The diploid-only ncpGS data come from seven species within and three outside A. millefolium agg.. They contain 31 haplotypes with 134 substitution sites from 186 sequences (Additional file 1: S-Figure 1). Out of the 134 polymorphic sites, 122 are in introns. Intragenic recombination among some samples is likely: A discordance in the alignment can be resolved by postulating a recombination in three of the four ncpGS haplotypes of A. nobilis-2x around the 89th polymorphic site (Additional file 1: S-Figure 1). Another discordance can be resolved in the two haplotypes of A. cuspidata-2x (III in Figure 1A) by postulating a recombination around the 26th polymorphic site between haplotype groups of A. millefolium agg. and of A. ligustica-2x (Additional file 1: S-Figure 1).
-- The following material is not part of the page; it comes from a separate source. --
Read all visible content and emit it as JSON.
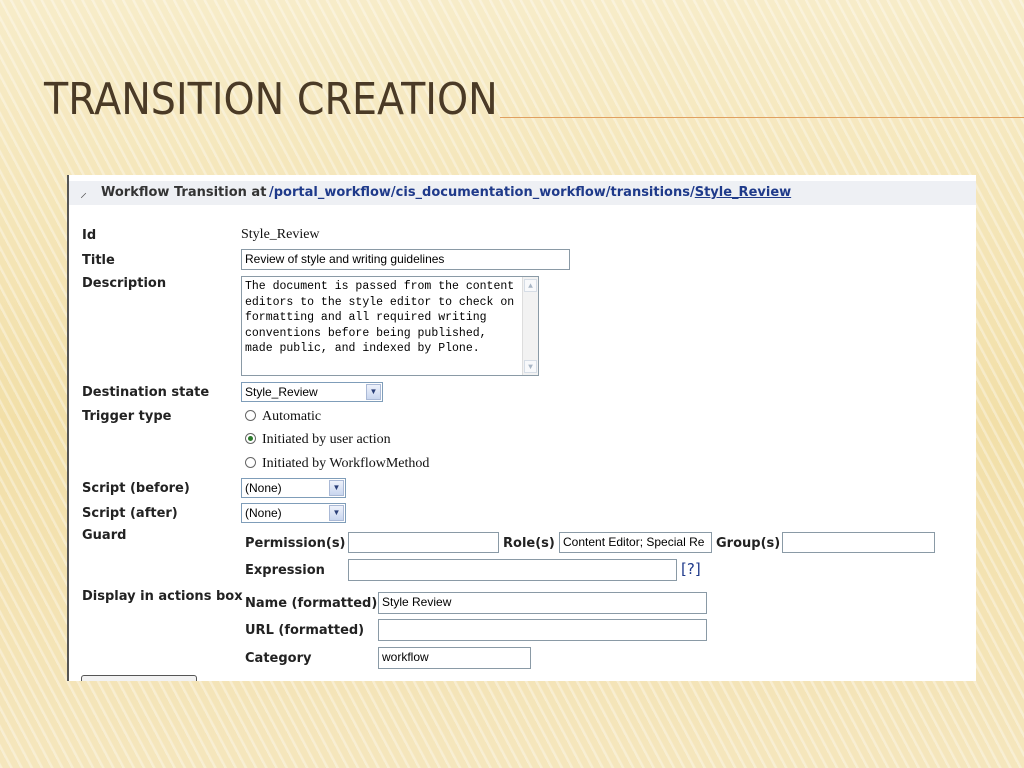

Additional file 1. The aligned polymorphic sites among 31 haplotypes of the sequenced ncpGS gene. These haplotypes are generated from 134 substitution sites among 186 clones (sequences) from 49 individuals of 20 populations of 10 diploid Achillea species (seven within and three outside A. millefolium agg.). Abbreviations of the species: (1) of A. millefolium agg.: asi = A. asiatica, asp = A. asplenifolia, cer = A. ceretanica, cus = A. cuspidate, lat = A. latiloba, ros = A. roseoalba and set = A. setacea; (2) of other species: acu = A. acuminata, lig = A. ligustica and nob = A. nobilis. Title of each haplotype sequence includes: abbreviation of species (number of populations/individuals/clones). Note: three haplotype of A. nobilis (nob) except the first one contain a recombination around the 89th polymorphic site between two or three haplotype groups of A. millefolium agg. (one above A. nobilis, and the others below). The sequences of A. cuspidate (cus) seems also containing a recombination around the 26th polymorphic site between those of A. ligustica (lig_SN) and some of A. millefolium agg. (e.g., several sequences at the top of the matrix).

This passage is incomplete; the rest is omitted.